And yet, it spins

I’m writing today from Berlin, after an excellent Passive and Active Measurement conference and a very long but fruitful week in London for IETF 101, which, for me, came to be dominated by the The Spin Bit.

The spin bit is an explicit signal for passive measurability of round-trip time, currently possible in TCP but not in QUIC due to lack of acknowlegment and timestamp information in the clear. It’s an example of a facility designed to fulfill the principles for measurement as a first class function of the network stack we laid out in an article published last year. I won’t go into the details of how it works or why it matters here; read the draft or watch the presentation for that.

the spin bit

It’s taken about a year of discussion and research to refine the proposal to add this facility to the QUIC protocol, and we’re still not done: agreed in London was the reservation of three bits for experimentation with passive RTT measurement, with the result of this experimentation to inform an eventual working group decision to include the bit in the “shipping” version 1 of the protocol, scheduled to be complete by November 2018.

On this point, Geoff Huston writes:

A cynical view would see the IETF as being incapable of holding the line that the end-to-end control state should be completely withheld from the network, and this spin bit is just one more step along an inexorable path of compromise that once more ends up gratuitously exposing user’s actions to the network. There is probably a less cynical view as well, but I just can’t think what it may be!

This article attempts to present one such less cynical view.

Wire Images of Network Protocols

Those of us who work with Internet infrastructure have had decades to get used to the idea that what you see in a protocol’s headers, on the wire, is what you get. IP and TCP, as Geoff points out, expose all the information required by their operation to any observer along the path, which can leak sensitive, user-linked metadata. TCP options and timestamp rate drift, for example, can be used as part of relatively unique device fingerprints.

The creation of transport protocols like QUIC, which encrypts its headers, splits the wire image of the protocol – what it looks like on the wire – and the information used by the protocol in its own operation. This is new, and provides us as protocol engineers an opportunity to design the protocol’s wire image to expose exactly what we want the wire to see. See the Internet-Draft for more on wire images.

Explicit signaling for better efficiency and privacy

The spin bit, as designed, leverages an engineered wire image to get a large win – passive latency measurement on a per-flow basis at one sample per RTT, which can be used to drive a large variety of measurement tasks on an Internet connected network without the overhead or uncertainty of active measurement methods – for minimal overhead – three bits per packet that would be wasted anyway, and a trivial amount of additional code in each QUIC endpoint that doesn’t even need access to internal, encrypted protocol state to operate.
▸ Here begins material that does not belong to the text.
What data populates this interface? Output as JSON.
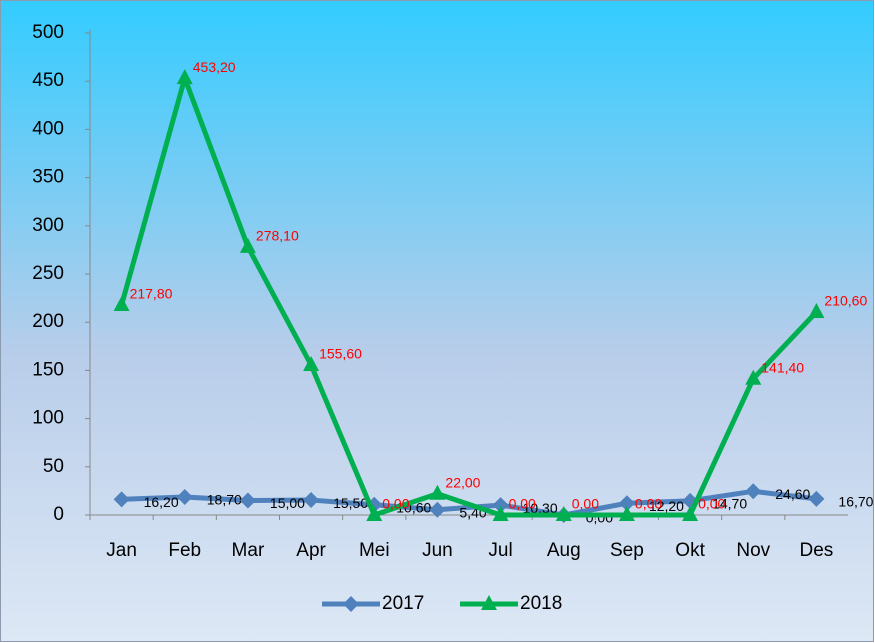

As to the safety of round-trip time information, well, that’s why I’m in Berlin, to present our paper on the subject at PAM 2018. The summary findings: Internet RTT is not useful for locating endpoints that have known IP addresses or inferring endpoint activity, as the per-hop variance and error compounds very quickly.

In summary, it’s a low-risk, high-utility way to continue to support passive RTT measurement in a world in which TCP is displaced by QUIC – the world we’ll be in in a few years, if QUIC is as successful as we hope.

A spinning slope?

Is it “one more step along an inexorable path of compromise”? Normally I share Geoff’s cynicism on most things networking, but that sounds a little nihilistic, even to me(1).

The truly useful, transport-independent signals that one can place in an engineered wire image are quite limited. RTT is one of them, since it is a property largely determined by the network, and the spin bit is a very good signal for RTT measurement.

We might want to revisit a “clear path state” signal, replacing TCP FIN/ACK, as we discuss in the paper that sums up our findings from our work on the PLUS proposal. This seems especially useful for long-lived connections where either side, not just the initiator, may want to resume sending after a delay – 0RTT resumption will perform well when it’s always the client resuming, but does nothing for two-way application protocols.

Beyond that, though, we may well be done. Arrival information as we proposed in the principles paper would be nice to have for end-to-end loss measurement, but we’re still working to find mechanisms that have acceptable overhead/utility tradeoffs for arrival information and loss/reordering metrics. In any case, the spin bit itself can be used for loss measurement between two vantage points. Measurement techniques that get deeper into the operation of the transport protocol, replacing retransmission detection as in TCP, are very brittle, and don’t give actionable data, and I don’t really see the point.

So I can’t share the cynical view here: if it’s an inexorable path of compromise, it’s a very, very short one.

(1) Indeed, I’ve been accused of nihilism – live, on video, on this very subject, last week.